The president noted that experts who’ve criticised his domestic agenda for fueling inflation in the past have said Mr Manchin’s proposal will “reduce inflationary pressures”.
“It's a bill that will cut your cost of living and reduce inflation, lowers the deficit, [and] strengthens our economy for the long run as well,” he said.
Mr Biden also touted the health care and tax provisions of the Senate legislation, which will repeal a 2004 law prohibiting Medicare from negotiating prices with prescription drug manufacturers and extend subsidies that help Americans purchase health insurance from exchanges created under the Affordable Care Act, the landmark 2010 heath care law Mr Biden famously called a “big f***ing deal”.
The president hailed the climate programs laid out in Mr Manchin’s bill, which will allocate $369bn to “secure energy our future and to address the climate crisis”.
“Let me be clear, this bill would be the most significant legislation in history to tackle the climate crisis and improve our energy security right away,” he said. He added that it would “give us the tools to meet the climate goals that ... we've agreed to by cutting emissions and accelerating clean energy a huge step forward”.
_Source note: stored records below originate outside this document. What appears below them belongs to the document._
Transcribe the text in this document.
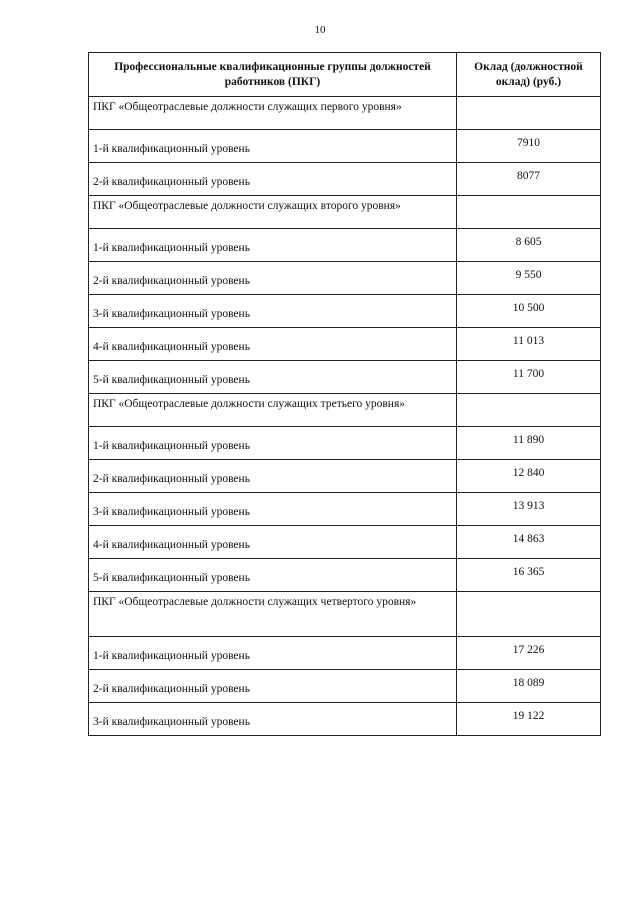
10
Профессиональные квалификационные группы должностей работников (ПКГ)	Оклад (должностной оклад) (руб.)
ПКГ «Общеотраслевые должности служащих первого уровня»	
1-й квалификационный уровень	7910
2-й квалификационный уровень	8077
ПКГ «Общеотраслевые должности служащих второго уровня»	
1-й квалификационный уровень	8 605
2-й квалификационный уровень	9 550
3-й квалификационный уровень	10 500
4-й квалификационный уровень	11 013
5-й квалификационный уровень	11 700
ПКГ «Общеотраслевые должности служащих третьего уровня»	
1-й квалификационный уровень	11 890
2-й квалификационный уровень	12 840
3-й квалификационный уровень	13 913
4-й квалификационный уровень	14 863
5-й квалификационный уровень	16 365
ПКГ «Общеотраслевые должности служащих четвертого уровня»	
1-й квалификационный уровень	17 226
2-й квалификационный уровень	18 089
3-й квалификационный уровень	19 122
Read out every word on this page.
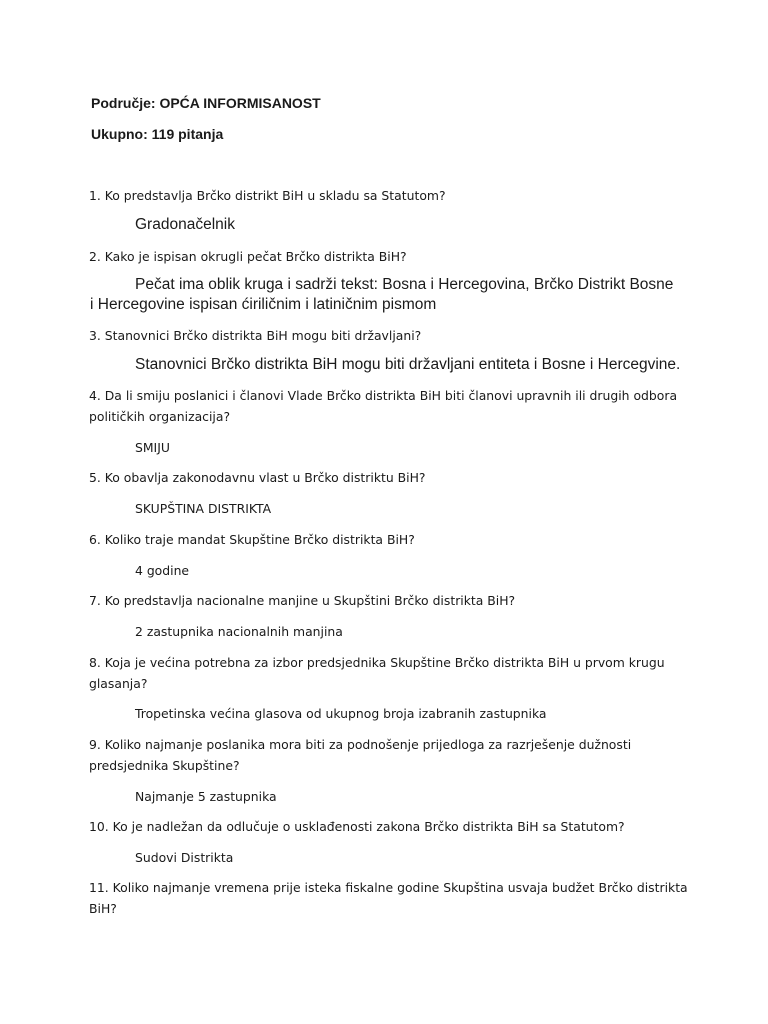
Područje: OPĆA INFORMISANOST
Ukupno: 119 pitanja
1. Ko predstavlja Brčko distrikt BiH u skladu sa Statutom?
Gradonačelnik
2. Kako je ispisan okrugli pečat Brčko distrikta BiH?
Pečat ima oblik kruga i sadrži tekst: Bosna i Hercegovina, Brčko Distrikt Bosne i Hercegovine ispisan ćiriličnim i latiničnim pismom
3. Stanovnici Brčko distrikta BiH mogu biti državljani?
Stanovnici Brčko distrikta BiH mogu biti državljani entiteta i Bosne i Hercegvine.
4. Da li smiju poslanici i članovi Vlade Brčko distrikta BiH biti članovi upravnih ili drugih odbora političkih organizacija?
SMIJU
5. Ko obavlja zakonodavnu vlast u Brčko distriktu BiH?
SKUPŠTINA DISTRIKTA
6. Koliko traje mandat Skupštine Brčko distrikta BiH?
4 godine
7. Ko predstavlja nacionalne manjine u Skupštini Brčko distrikta BiH?
2 zastupnika nacionalnih manjina
8. Koja je većina potrebna za izbor predsjednika Skupštine Brčko distrikta BiH u prvom krugu glasanja?
Tropetinska većina glasova od ukupnog broja izabranih zastupnika
9. Koliko najmanje poslanika mora biti za podnošenje prijedloga za razrješenje dužnosti predsjednika Skupštine?
Najmanje 5 zastupnika
10. Ko je nadležan da odlučuje o usklađenosti zakona Brčko distrikta BiH sa Statutom?
Sudovi Distrikta
11. Koliko najmanje vremena prije isteka fiskalne godine Skupština usvaja budžet Brčko distrikta BiH?
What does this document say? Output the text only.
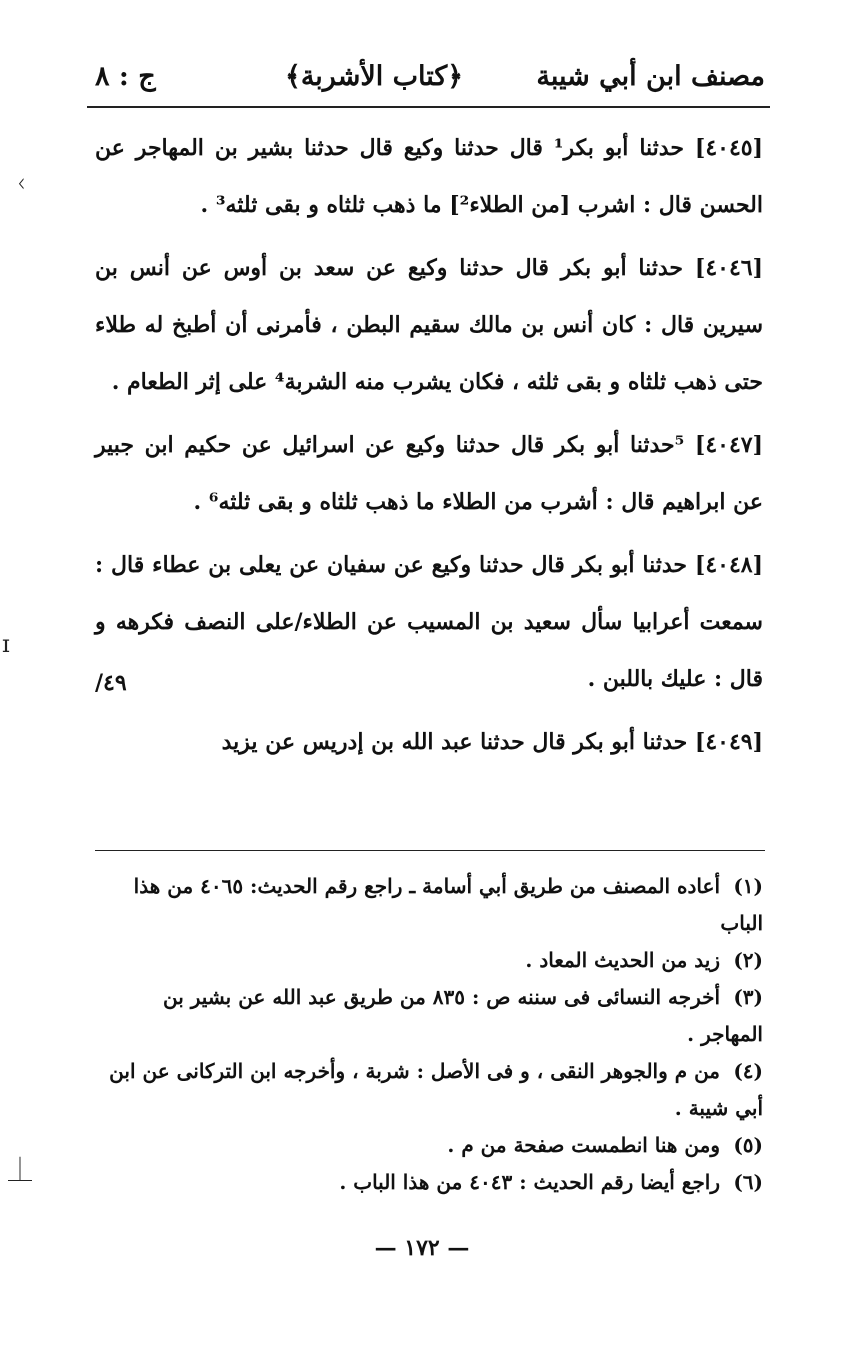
مصنف ابن أبي شيبة
﴿كتاب الأشربة﴾
ج : ٨

[٤٠٤٥] حدثنا أبو بكر¹ قال حدثنا وكيع قال حدثنا بشير بن المهاجر عن الحسن قال : اشرب [من الطلاء²] ما ذهب ثلثاه و بقى ثلثه³ .

[٤٠٤٦] حدثنا أبو بكر قال حدثنا وكيع عن سعد بن أوس عن أنس بن سيرين قال : كان أنس بن مالك سقيم البطن ، فأمرنى أن أطبخ له طلاء حتى ذهب ثلثاه و بقى ثلثه ، فكان يشرب منه الشربة⁴ على إثر الطعام .

[٤٠٤٧] ⁵حدثنا أبو بكر قال حدثنا وكيع عن اسرائيل عن حكيم ابن جبير عن ابراهيم قال : أشرب من الطلاء ما ذهب ثلثاه و بقى ثلثه⁶ .

[٤٠٤٨] حدثنا أبو بكر قال حدثنا وكيع عن سفيان عن يعلى بن عطاء قال : سمعت أعرابيا سأل سعيد بن المسيب عن الطلاء/على النصف فكرهه و قال : عليك باللبن .

[٤٠٤٩] حدثنا أبو بكر قال حدثنا عبد الله بن إدريس عن يزيد

٤٩/

(١) أعاده المصنف من طريق أبي أسامة ـ راجع رقم الحديث: ٤٠٦٥ من هذا الباب

(٢) زيد من الحديث المعاد .

(٣) أخرجه النسائى فى سننه ص : ٨٣٥ من طريق عبد الله عن بشير بن المهاجر .

(٤) من م والجوهر النقى ، و فى الأصل : شربة ، وأخرجه ابن التركانى عن ابن أبي شيبة .

(٥) ومن هنا انطمست صفحة من م .

(٦) راجع أيضا رقم الحديث : ٤٠٤٣ من هذا الباب .

— ١٧٢ —
ᚲ
ɪ
⏊
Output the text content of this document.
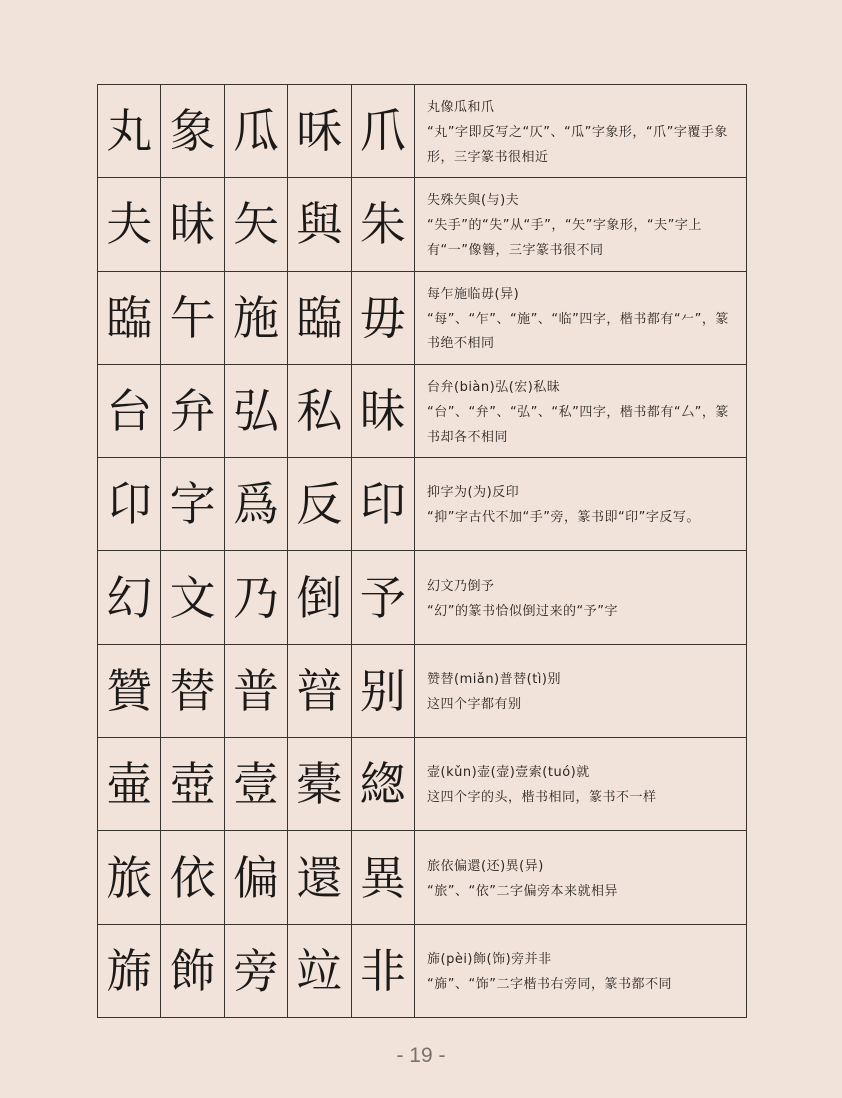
丸 象 瓜 咊 爪
夫 昧 矢 與 朱
臨 午 施 臨 毋
台 弁 弘 私 昧
卬 字 爲 反 印
幻 文 乃 倒 予
贊 替 普 暜 别
壷 壺 壹 橐 緫
旅 依 偏 還 異
旆 飾 旁 竝 非
丸像瓜和爪
“丸”字即反写之“仄”、“瓜”字象形，“爪”字覆手象形，三字篆书很相近
失殊矢與(与)夫
“失手”的“失”从“手”，“矢”字象形，“夫”字上有“一”像簪，三字篆书很不同
每乍施临毋(异)
“每”、“乍”、“施”、“临”四字，楷书都有“𠂉”，篆书绝不相同
台弁(biàn)弘(宏)私昧
“台”、“弁”、“弘”、“私”四字，楷书都有“厶”，篆书却各不相同
抑字为(为)反印
“抑”字古代不加“手”旁，篆书即“印”字反写。
幻文乃倒予
“幻”的篆书恰似倒过来的“予”字
赞替(miǎn)普替(tì)别
这四个字都有别
壸(kǔn)壶(壸)壹索(tuó)就
这四个字的头，楷书相同，篆书不一样
旅依偏還(还)異(异)
“旅”、“依”二字偏旁本来就相异
旆(pèi)飾(饰)旁并非
“旆”、“饰”二字楷书右旁同，篆书都不同
- 19 -
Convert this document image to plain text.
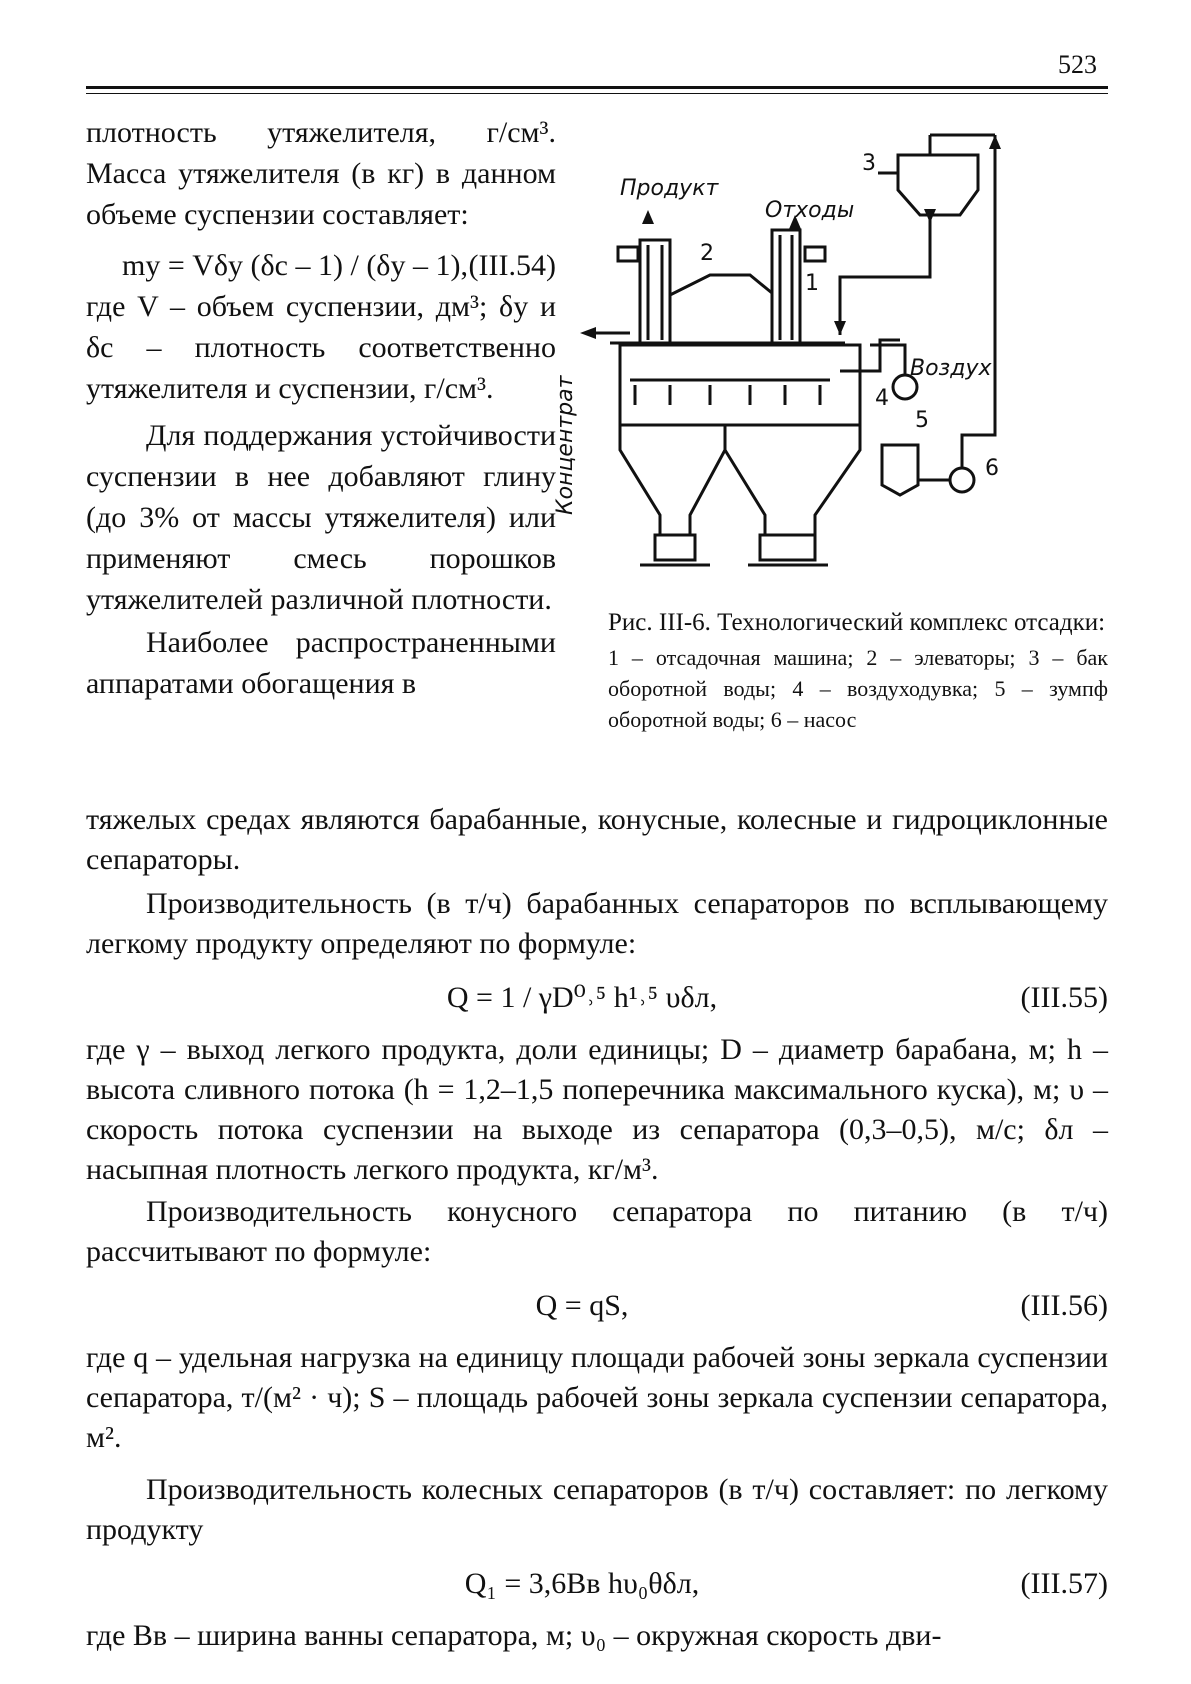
523

плотность утяжелителя, г/см³. Масса утяжелителя (в кг) в данном объеме суспензии составляет:

mу = Vδу (δс – 1) / (δу – 1), (III.54)

где V – объем суспензии, дм³; δу и δс – плотность соответственно утяжелителя и суспензии, г/см³.

Для поддержания устойчивости суспензии в нее добавляют глину (до 3% от массы утяжелителя) или применяют смесь порошков утяжелителей различной плотности.

Наиболее распространенными аппаратами обогащения в

Продукт
Отходы
Воздух
Концентрат
1
2
3
4
5
6

Рис. III-6. Технологический комплекс отсадки:

1 – отсадочная машина; 2 – элеваторы; 3 – бак оборотной воды; 4 – воздуходувка; 5 – зумпф оборотной воды; 6 – насос

тяжелых средах являются барабанные, конусные, колесные и гидроциклонные сепараторы.

Производительность (в т/ч) барабанных сепараторов по всплывающему легкому продукту определяют по формуле:

Q = 1 / γD⁰˒⁵ h¹˒⁵ υδл,	(III.55)

где γ – выход легкого продукта, доли единицы; D – диаметр барабана, м; h –высота сливного потока (h = 1,2–1,5 поперечника максимального куска), м; υ – скорость потока суспензии на выходе из сепаратора (0,3–0,5), м/с; δл – насыпная плотность легкого продукта, кг/м³.

Производительность конусного сепаратора по питанию (в т/ч) рассчитывают по формуле:

Q = qS,	(III.56)

где q – удельная нагрузка на единицу площади рабочей зоны зеркала суспензии сепаратора, т/(м² · ч); S – площадь рабочей зоны зеркала суспензии сепаратора, м².

Производительность колесных сепараторов (в т/ч) составляет: по легкому продукту

Q₁ = 3,6Bв hυ₀θδл,	(III.57)

где Bв – ширина ванны сепаратора, м; υ₀ – окружная скорость дви-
While he acknowledged that the proposed legislation is far smaller than the ambitious agenda laid out in the defunct Build Back Better Act, he called the Manchin-Schumer deal a “compromise” that represents real progress.
“My message to Congress is this: This is the strongest bill you can pass to lower inflation, cut the deficit, reduce health care costs, tackle the climate crisis and promote energy security ... while reducing the burdens facing working class and middle class families,” he said. “So pass it — pass it for the American people, pass it for America”.